La Casa de Papel é série espanhola criada por Álex Pina. Está disponível na Netflix

Por Daniel Medina

Em um dos mais recentes episódios da série La Casa de Papel surge, do nada, a canção portuguesa Grândola, Vila Morena.

Do nada, coisa nenhuma. Se tem uma coisa a se aprender com séries é a de que não se pode dar ponto sem nó.

Marco da resistência contra a ditadura militar portuguesa, Grândola, Vila Morena foi escrita pelo compositor Zeca Afonso e em 1974 embalou o sonho de um país livre do regime do ditador Salazar. Pra ser mais exato, a canção foi também uma senha. Tocada em rádios do país como primeiro sinal na noite do 24 de abril e como segundo sinal às 0h34min do dia 25 a música foi a deixa sonora para o início das operações dos soldados rebeldes.

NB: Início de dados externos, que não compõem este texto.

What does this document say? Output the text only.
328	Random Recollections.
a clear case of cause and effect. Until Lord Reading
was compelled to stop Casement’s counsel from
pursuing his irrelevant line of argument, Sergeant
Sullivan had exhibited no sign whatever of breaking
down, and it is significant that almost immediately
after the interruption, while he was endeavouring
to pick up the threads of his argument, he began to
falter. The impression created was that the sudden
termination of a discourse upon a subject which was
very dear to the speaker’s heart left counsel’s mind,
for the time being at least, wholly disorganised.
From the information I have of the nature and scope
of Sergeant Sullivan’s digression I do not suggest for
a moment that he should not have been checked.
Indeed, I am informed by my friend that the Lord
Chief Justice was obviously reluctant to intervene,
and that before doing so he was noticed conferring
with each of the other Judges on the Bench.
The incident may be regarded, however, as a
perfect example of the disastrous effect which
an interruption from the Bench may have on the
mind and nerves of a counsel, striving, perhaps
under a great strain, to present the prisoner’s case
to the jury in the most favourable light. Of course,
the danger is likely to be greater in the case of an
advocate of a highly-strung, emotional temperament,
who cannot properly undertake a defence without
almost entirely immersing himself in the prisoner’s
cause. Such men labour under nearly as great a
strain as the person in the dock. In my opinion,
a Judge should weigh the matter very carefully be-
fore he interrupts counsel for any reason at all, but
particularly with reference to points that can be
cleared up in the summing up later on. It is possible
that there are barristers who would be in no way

Zeca Afonso, falecido em 1987, sem ser YouTuber ou influencer, em um dos inúmeros vídeos no YouTube soma 5 milhões de visualizações. E claro, além de ter o próprio compositor como intérprete, Grândola ganha vida na voz de Amália Rodrigues, corais, bandas de rock e, quase 50 anos depois, chega a uma das séries mais vistas dos nossos tempos.

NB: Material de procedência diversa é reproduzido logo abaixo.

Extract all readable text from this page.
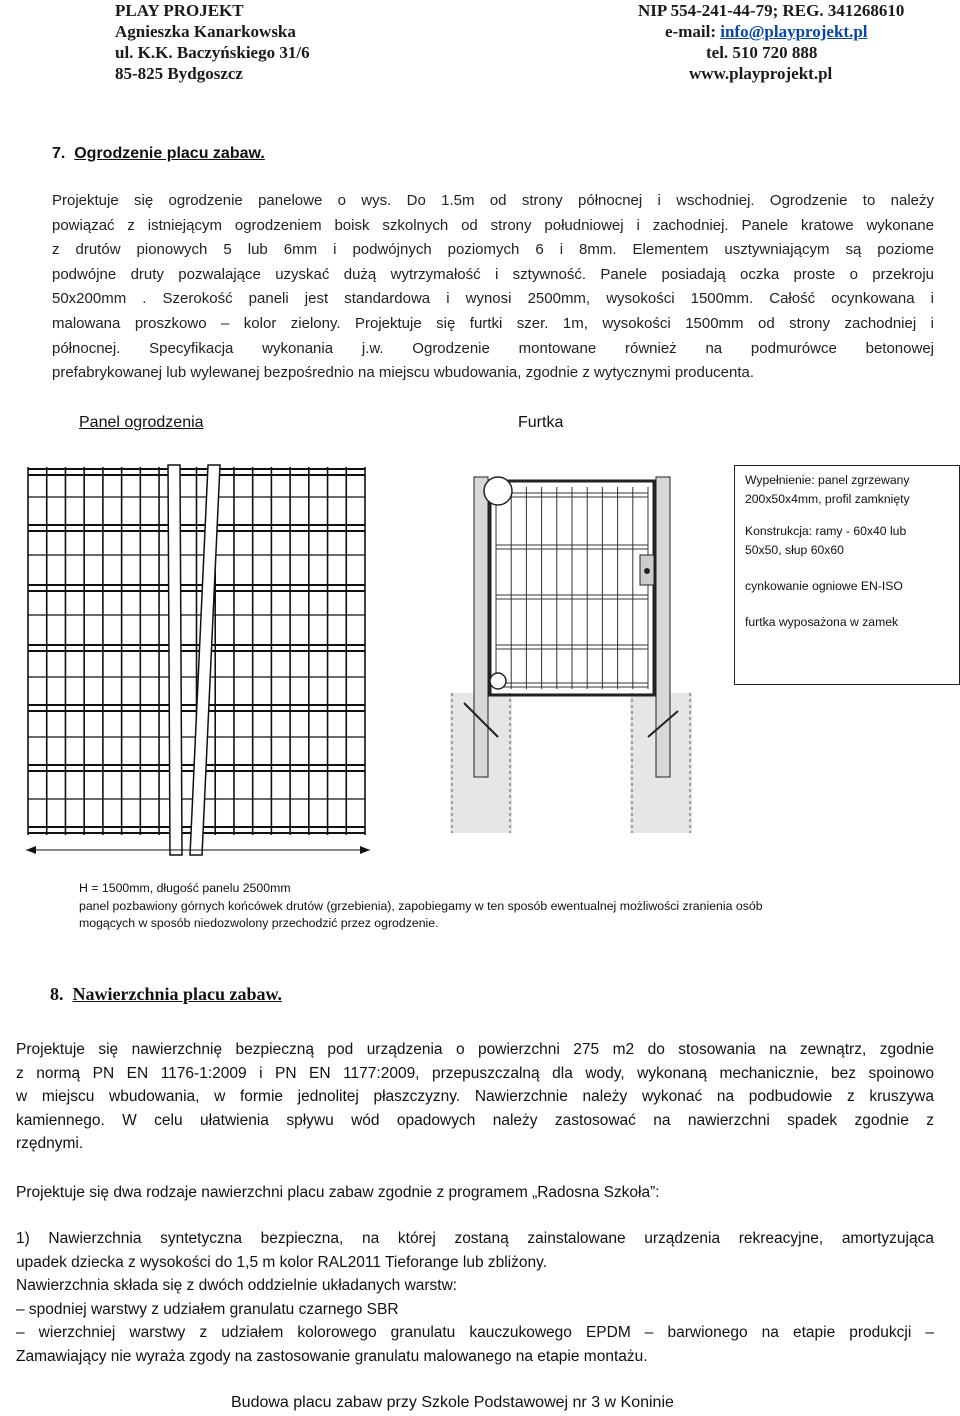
PLAY PROJEKT
Agnieszka Kanarkowska
ul. K.K. Baczyńskiego 31/6
85-825 Bydgoszcz
NIP 554-241-44-79; REG. 341268610
e-mail: info@playprojekt.pl
tel. 510 720 888
www.playprojekt.pl
7. Ogrodzenie placu zabaw.

Projektuje się ogrodzenie panelowe o wys. Do 1.5m od strony północnej i wschodniej. Ogrodzenie to należy

powiązać z istniejącym ogrodzeniem boisk szkolnych od strony południowej i zachodniej. Panele kratowe wykonane

z drutów pionowych 5 lub 6mm i podwójnych poziomych 6 i 8mm. Elementem usztywniającym są poziome

podwójne druty pozwalające uzyskać dużą wytrzymałość i sztywność. Panele posiadają oczka proste o przekroju

50x200mm . Szerokość paneli jest standardowa i wynosi 2500mm, wysokości 1500mm. Całość ocynkowana i

malowana proszkowo – kolor zielony. Projektuje się furtki szer. 1m, wysokości 1500mm od strony zachodniej i

północnej. Specyfikacja wykonania j.w. Ogrodzenie montowane również na podmurówce betonowej

prefabrykowanej lub wylewanej bezpośrednio na miejscu wbudowania, zgodnie z wytycznymi producenta.

Panel ogrodzenia	Furtka

Wypełnienie: panel zgrzewany

200x50x4mm, profil zamknięty

Konstrukcja: ramy - 60x40 lub

50x50, słup 60x60

cynkowanie ogniowe EN-ISO

furtka wyposażona w zamek

H = 1500mm, długość panelu 2500mm

panel pozbawiony górnych końcówek drutów (grzebienia), zapobiegamy w ten sposób ewentualnej możliwości zranienia osób

mogących w sposób niedozwolony przechodzić przez ogrodzenie.

8. Nawierzchnia placu zabaw.

Projektuje się nawierzchnię bezpieczną pod urządzenia o powierzchni 275 m2 do stosowania na zewnątrz, zgodnie

z normą PN EN 1176-1:2009 i PN EN 1177:2009, przepuszczalną dla wody, wykonaną mechanicznie, bez spoinowo

w miejscu wbudowania, w formie jednolitej płaszczyzny. Nawierzchnie należy wykonać na podbudowie z kruszywa

kamiennego. W celu ułatwienia spływu wód opadowych należy zastosować na nawierzchni spadek zgodnie z

rzędnymi.

Projektuje się dwa rodzaje nawierzchni placu zabaw zgodnie z programem „Radosna Szkoła”:

1) Nawierzchnia syntetyczna bezpieczna, na której zostaną zainstalowane urządzenia rekreacyjne, amortyzująca

upadek dziecka z wysokości do 1,5 m kolor RAL2011 Tieforange lub zbliżony.

Nawierzchnia składa się z dwóch oddzielnie układanych warstw:

– spodniej warstwy z udziałem granulatu czarnego SBR

– wierzchniej warstwy z udziałem kolorowego granulatu kauczukowego EPDM – barwionego na etapie produkcji –

Zamawiający nie wyraża zgody na zastosowanie granulatu malowanego na etapie montażu.

Budowa placu zabaw przy Szkole Podstawowej nr 3 w Koninie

Ser um cantor português ante o público brasileiro não deve ser tarefa fácil. Digo em larga escala. Nada mais difícil do que transpor o ranço de quem foi colonizado por seus compatriotas. Da gozação ao sotaque às piadas variadas, da pecha de debilidade intelectual às caricaturas jocosas dos Mamonas Assassinas, os portugueses penam em nossas mãos.

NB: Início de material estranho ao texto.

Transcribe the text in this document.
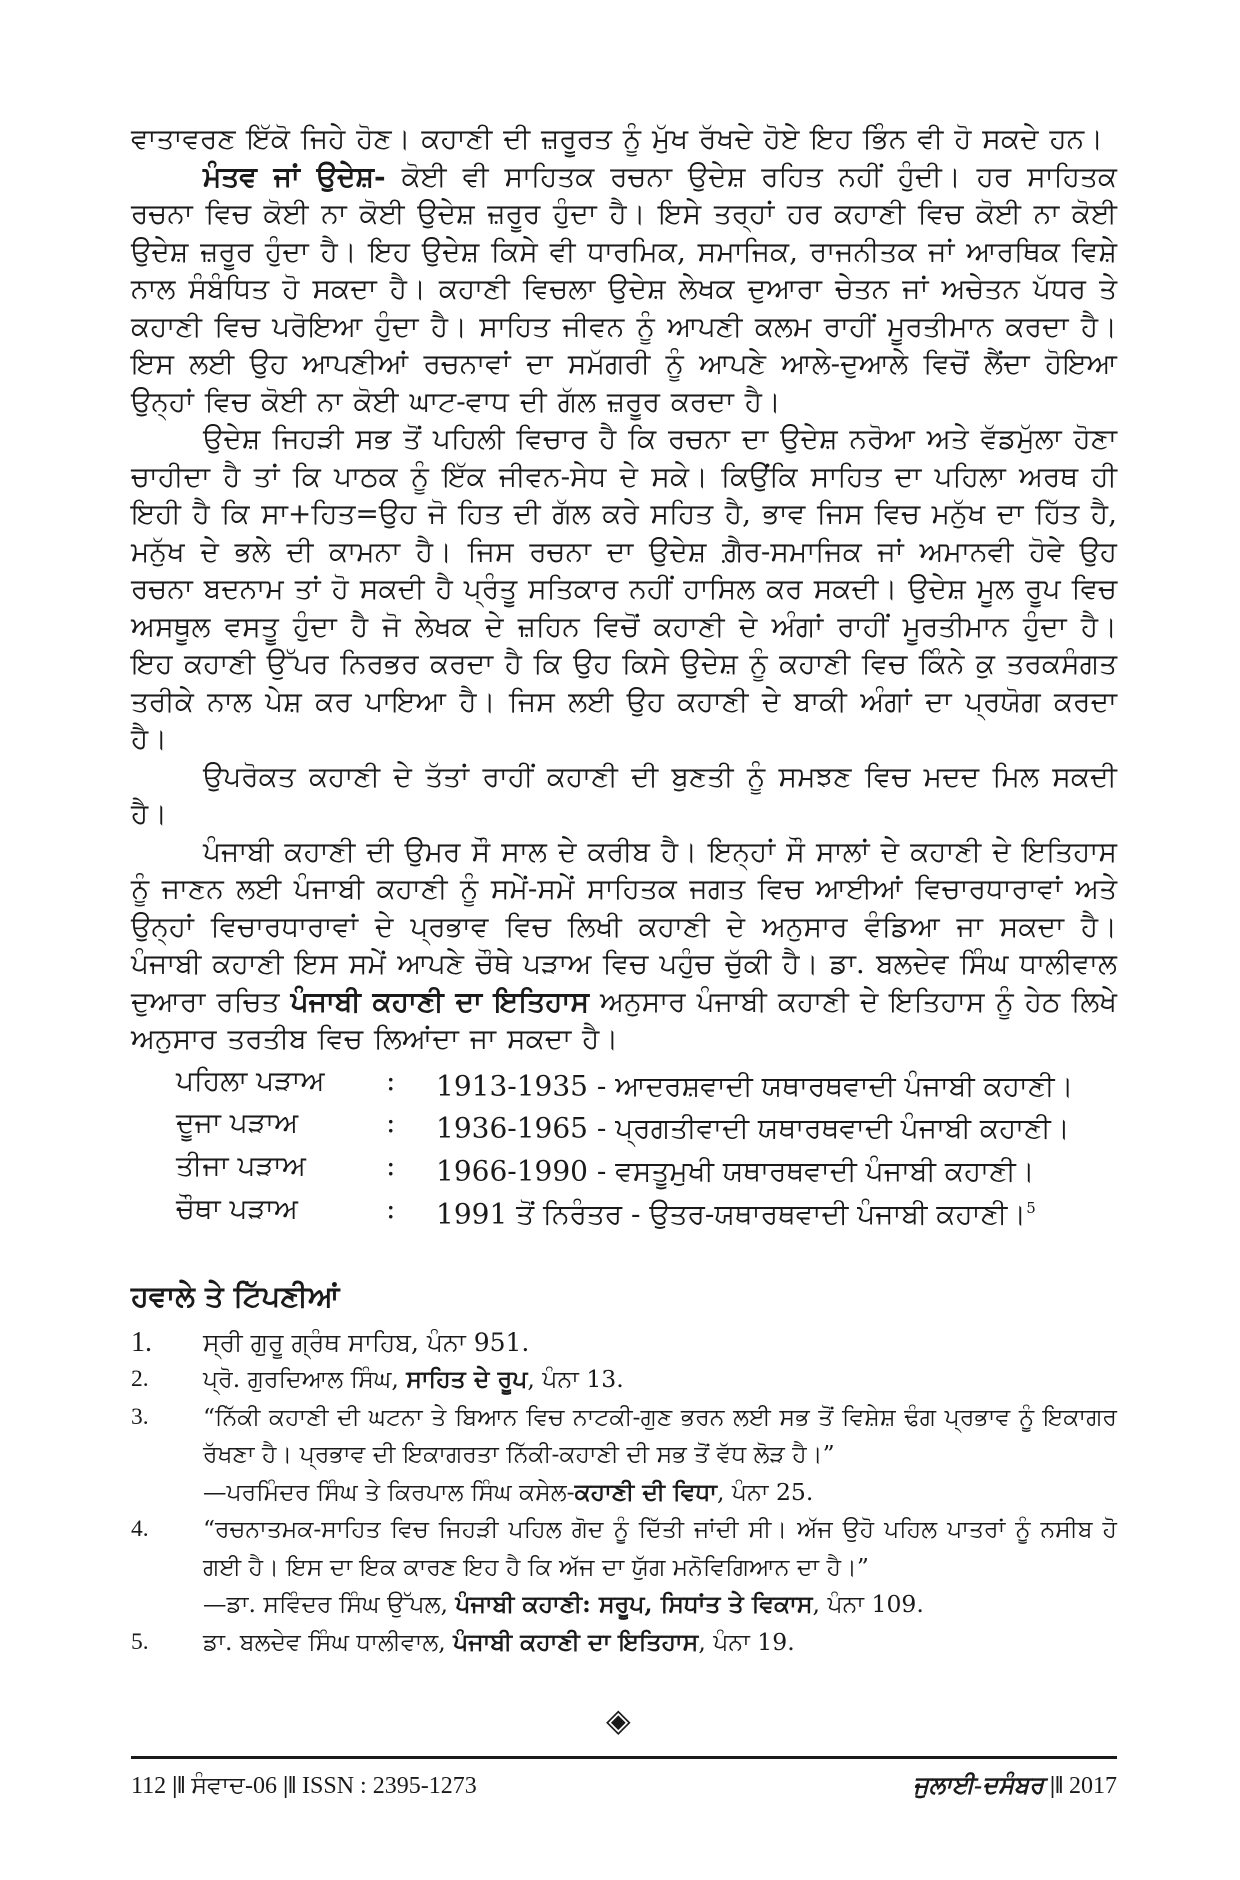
ਵਾਤਾਵਰਣ ਇੱਕੋ ਜਿਹੇ ਹੋਣ। ਕਹਾਣੀ ਦੀ ਜ਼ਰੂਰਤ ਨੂੰ ਮੁੱਖ ਰੱਖਦੇ ਹੋਏ ਇਹ ਭਿੰਨ ਵੀ ਹੋ ਸਕਦੇ ਹਨ।

ਮੰਤਵ ਜਾਂ ਉਦੇਸ਼- ਕੋਈ ਵੀ ਸਾਹਿਤਕ ਰਚਨਾ ਉਦੇਸ਼ ਰਹਿਤ ਨਹੀਂ ਹੁੰਦੀ। ਹਰ ਸਾਹਿਤਕ ਰਚਨਾ ਵਿਚ ਕੋਈ ਨਾ ਕੋਈ ਉਦੇਸ਼ ਜ਼ਰੂਰ ਹੁੰਦਾ ਹੈ। ਇਸੇ ਤਰ੍ਹਾਂ ਹਰ ਕਹਾਣੀ ਵਿਚ ਕੋਈ ਨਾ ਕੋਈ ਉਦੇਸ਼ ਜ਼ਰੂਰ ਹੁੰਦਾ ਹੈ। ਇਹ ਉਦੇਸ਼ ਕਿਸੇ ਵੀ ਧਾਰਮਿਕ, ਸਮਾਜਿਕ, ਰਾਜਨੀਤਕ ਜਾਂ ਆਰਥਿਕ ਵਿਸ਼ੇ ਨਾਲ ਸੰਬੰਧਿਤ ਹੋ ਸਕਦਾ ਹੈ। ਕਹਾਣੀ ਵਿਚਲਾ ਉਦੇਸ਼ ਲੇਖਕ ਦੁਆਰਾ ਚੇਤਨ ਜਾਂ ਅਚੇਤਨ ਪੱਧਰ ਤੇ ਕਹਾਣੀ ਵਿਚ ਪਰੋਇਆ ਹੁੰਦਾ ਹੈ। ਸਾਹਿਤ ਜੀਵਨ ਨੂੰ ਆਪਣੀ ਕਲਮ ਰਾਹੀਂ ਮੂਰਤੀਮਾਨ ਕਰਦਾ ਹੈ। ਇਸ ਲਈ ਉਹ ਆਪਣੀਆਂ ਰਚਨਾਵਾਂ ਦਾ ਸਮੱਗਰੀ ਨੂੰ ਆਪਣੇ ਆਲੇ-ਦੁਆਲੇ ਵਿਚੋਂ ਲੈਂਦਾ ਹੋਇਆ ਉਨ੍ਹਾਂ ਵਿਚ ਕੋਈ ਨਾ ਕੋਈ ਘਾਟ-ਵਾਧ ਦੀ ਗੱਲ ਜ਼ਰੂਰ ਕਰਦਾ ਹੈ।

ਉਦੇਸ਼ ਜਿਹੜੀ ਸਭ ਤੋਂ ਪਹਿਲੀ ਵਿਚਾਰ ਹੈ ਕਿ ਰਚਨਾ ਦਾ ਉਦੇਸ਼ ਨਰੋਆ ਅਤੇ ਵੱਡਮੁੱਲਾ ਹੋਣਾ ਚਾਹੀਦਾ ਹੈ ਤਾਂ ਕਿ ਪਾਠਕ ਨੂੰ ਇੱਕ ਜੀਵਨ-ਸੇਧ ਦੇ ਸਕੇ। ਕਿਉਂਕਿ ਸਾਹਿਤ ਦਾ ਪਹਿਲਾ ਅਰਥ ਹੀ ਇਹੀ ਹੈ ਕਿ ਸਾ+ਹਿਤ=ਉਹ ਜੋ ਹਿਤ ਦੀ ਗੱਲ ਕਰੇ ਸਹਿਤ ਹੈ, ਭਾਵ ਜਿਸ ਵਿਚ ਮਨੁੱਖ ਦਾ ਹਿੱਤ ਹੈ, ਮਨੁੱਖ ਦੇ ਭਲੇ ਦੀ ਕਾਮਨਾ ਹੈ। ਜਿਸ ਰਚਨਾ ਦਾ ਉਦੇਸ਼ ਗ਼ੈਰ-ਸਮਾਜਿਕ ਜਾਂ ਅਮਾਨਵੀ ਹੋਵੇ ਉਹ ਰਚਨਾ ਬਦਨਾਮ ਤਾਂ ਹੋ ਸਕਦੀ ਹੈ ਪ੍ਰੰਤੂ ਸਤਿਕਾਰ ਨਹੀਂ ਹਾਸਿਲ ਕਰ ਸਕਦੀ। ਉਦੇਸ਼ ਮੂਲ ਰੂਪ ਵਿਚ ਅਸਥੂਲ ਵਸਤੂ ਹੁੰਦਾ ਹੈ ਜੋ ਲੇਖਕ ਦੇ ਜ਼ਹਿਨ ਵਿਚੋਂ ਕਹਾਣੀ ਦੇ ਅੰਗਾਂ ਰਾਹੀਂ ਮੂਰਤੀਮਾਨ ਹੁੰਦਾ ਹੈ। ਇਹ ਕਹਾਣੀ ਉੱਪਰ ਨਿਰਭਰ ਕਰਦਾ ਹੈ ਕਿ ਉਹ ਕਿਸੇ ਉਦੇਸ਼ ਨੂੰ ਕਹਾਣੀ ਵਿਚ ਕਿੰਨੇ ਕੁ ਤਰਕਸੰਗਤ ਤਰੀਕੇ ਨਾਲ ਪੇਸ਼ ਕਰ ਪਾਇਆ ਹੈ। ਜਿਸ ਲਈ ਉਹ ਕਹਾਣੀ ਦੇ ਬਾਕੀ ਅੰਗਾਂ ਦਾ ਪ੍ਰਯੋਗ ਕਰਦਾ ਹੈ।

ਉਪਰੋਕਤ ਕਹਾਣੀ ਦੇ ਤੱਤਾਂ ਰਾਹੀਂ ਕਹਾਣੀ ਦੀ ਬੁਣਤੀ ਨੂੰ ਸਮਝਣ ਵਿਚ ਮਦਦ ਮਿਲ ਸਕਦੀ ਹੈ।

ਪੰਜਾਬੀ ਕਹਾਣੀ ਦੀ ਉਮਰ ਸੌ ਸਾਲ ਦੇ ਕਰੀਬ ਹੈ। ਇਨ੍ਹਾਂ ਸੌ ਸਾਲਾਂ ਦੇ ਕਹਾਣੀ ਦੇ ਇਤਿਹਾਸ ਨੂੰ ਜਾਣਨ ਲਈ ਪੰਜਾਬੀ ਕਹਾਣੀ ਨੂੰ ਸਮੇਂ-ਸਮੇਂ ਸਾਹਿਤਕ ਜਗਤ ਵਿਚ ਆਈਆਂ ਵਿਚਾਰਧਾਰਾਵਾਂ ਅਤੇ ਉਨ੍ਹਾਂ ਵਿਚਾਰਧਾਰਾਵਾਂ ਦੇ ਪ੍ਰਭਾਵ ਵਿਚ ਲਿਖੀ ਕਹਾਣੀ ਦੇ ਅਨੁਸਾਰ ਵੰਡਿਆ ਜਾ ਸਕਦਾ ਹੈ। ਪੰਜਾਬੀ ਕਹਾਣੀ ਇਸ ਸਮੇਂ ਆਪਣੇ ਚੌਥੇ ਪੜਾਅ ਵਿਚ ਪਹੁੰਚ ਚੁੱਕੀ ਹੈ। ਡਾ. ਬਲਦੇਵ ਸਿੰਘ ਧਾਲੀਵਾਲ ਦੁਆਰਾ ਰਚਿਤ ਪੰਜਾਬੀ ਕਹਾਣੀ ਦਾ ਇਤਿਹਾਸ ਅਨੁਸਾਰ ਪੰਜਾਬੀ ਕਹਾਣੀ ਦੇ ਇਤਿਹਾਸ ਨੂੰ ਹੇਠ ਲਿਖੇ ਅਨੁਸਾਰ ਤਰਤੀਬ ਵਿਚ ਲਿਆਂਦਾ ਜਾ ਸਕਦਾ ਹੈ।

ਪਹਿਲਾ ਪੜਾਅ	:	1913-1935 - ਆਦਰਸ਼ਵਾਦੀ ਯਥਾਰਥਵਾਦੀ ਪੰਜਾਬੀ ਕਹਾਣੀ।
ਦੂਜਾ ਪੜਾਅ	:	1936-1965 - ਪ੍ਰਗਤੀਵਾਦੀ ਯਥਾਰਥਵਾਦੀ ਪੰਜਾਬੀ ਕਹਾਣੀ।
ਤੀਜਾ ਪੜਾਅ	:	1966-1990 - ਵਸਤੂਮੁਖੀ ਯਥਾਰਥਵਾਦੀ ਪੰਜਾਬੀ ਕਹਾਣੀ।
ਚੌਥਾ ਪੜਾਅ	:	1991 ਤੋਂ ਨਿਰੰਤਰ - ਉਤਰ-ਯਥਾਰਥਵਾਦੀ ਪੰਜਾਬੀ ਕਹਾਣੀ।$^5$
ਹਵਾਲੇ ਤੇ ਟਿੱਪਣੀਆਂ
1.	ਸ੍ਰੀ ਗੁਰੂ ਗ੍ਰੰਥ ਸਾਹਿਬ, ਪੰਨਾ 951.
2.	ਪ੍ਰੋ. ਗੁਰਦਿਆਲ ਸਿੰਘ, ਸਾਹਿਤ ਦੇ ਰੂਪ, ਪੰਨਾ 13.
3.	“ਨਿੱਕੀ ਕਹਾਣੀ ਦੀ ਘਟਨਾ ਤੇ ਬਿਆਨ ਵਿਚ ਨਾਟਕੀ-ਗੁਣ ਭਰਨ ਲਈ ਸਭ ਤੋਂ ਵਿਸ਼ੇਸ਼ ਢੰਗ ਪ੍ਰਭਾਵ ਨੂੰ ਇਕਾਗਰ ਰੱਖਣਾ ਹੈ। ਪ੍ਰਭਾਵ ਦੀ ਇਕਾਗਰਤਾ ਨਿੱਕੀ-ਕਹਾਣੀ ਦੀ ਸਭ ਤੋਂ ਵੱਧ ਲੋੜ ਹੈ।”
—ਪਰਮਿੰਦਰ ਸਿੰਘ ਤੇ ਕਿਰਪਾਲ ਸਿੰਘ ਕਸੇਲ-ਕਹਾਣੀ ਦੀ ਵਿਧਾ, ਪੰਨਾ 25.
4.	“ਰਚਨਾਤਮਕ-ਸਾਹਿਤ ਵਿਚ ਜਿਹੜੀ ਪਹਿਲ ਗੋਦ ਨੂੰ ਦਿੱਤੀ ਜਾਂਦੀ ਸੀ। ਅੱਜ ਉਹੋ ਪਹਿਲ ਪਾਤਰਾਂ ਨੂੰ ਨਸੀਬ ਹੋ ਗਈ ਹੈ। ਇਸ ਦਾ ਇਕ ਕਾਰਣ ਇਹ ਹੈ ਕਿ ਅੱਜ ਦਾ ਯੁੱਗ ਮਨੋਵਿਗਿਆਨ ਦਾ ਹੈ।”
—ਡਾ. ਸਵਿੰਦਰ ਸਿੰਘ ਉੱਪਲ, ਪੰਜਾਬੀ ਕਹਾਣੀ: ਸਰੂਪ, ਸਿਧਾਂਤ ਤੇ ਵਿਕਾਸ, ਪੰਨਾ 109.
5.	ਡਾ. ਬਲਦੇਵ ਸਿੰਘ ਧਾਲੀਵਾਲ, ਪੰਜਾਬੀ ਕਹਾਣੀ ਦਾ ਇਤਿਹਾਸ, ਪੰਨਾ 19.
◈
112 |‖ ਸੰਵਾਦ-06 |‖ ISSN : 2395-1273	ਜੁਲਾਈ-ਦਸੰਬਰ |‖ 2017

Mas a verdade é que a música portuguesa é repleta de grandes nomes, do séc. XX ao XXI, que merecem ser ouvidos e ir além da rixa histórica. Listando alguns aleatoriamente Sérgio Godinho, Fausto, Antônio Variações.  Já no século XXI e flertando com a as raízes do fado, Carminho, Mariza e Antônio Zambujo de destacam.

Tendo 10 anos de estrada, uma galera da qual sou suspeito pra falar é da banda Capitão Fausto. Sem relação direta com o cantor citado acima, inventam a cada entrevista um motivo para o nome. Com pegada Los Hermanos, mas com letras ora junkies, ora divertidas e decoladas, ora tudo junto, fazia tempo que um som não me empolgava tanto, ainda mais pela poesia do negócio.

De volta  à Grândola, Vila Morena, hino da “Revolução dos Cravos”, revolução que nasceu de um golpe militar, que se difere dos demais pois, ao invés de conservar, muda a ordem vigente, revoluciona, dando o pontapé inicial para a nação portuguesa definir seu próprio destino, diferente do golpe brasileiro de 1964.

Em novembro de 1975 o poder de Portugal passaria para as mãos dos chamados “moderados”. Por mais que novos jovens conservadores (?) com afinco tentem desmerecer a importância do 25 de abril de 1974, sabem que se fossem depender dos jovens conservadores da época nada teria sido feito (assim como hoje).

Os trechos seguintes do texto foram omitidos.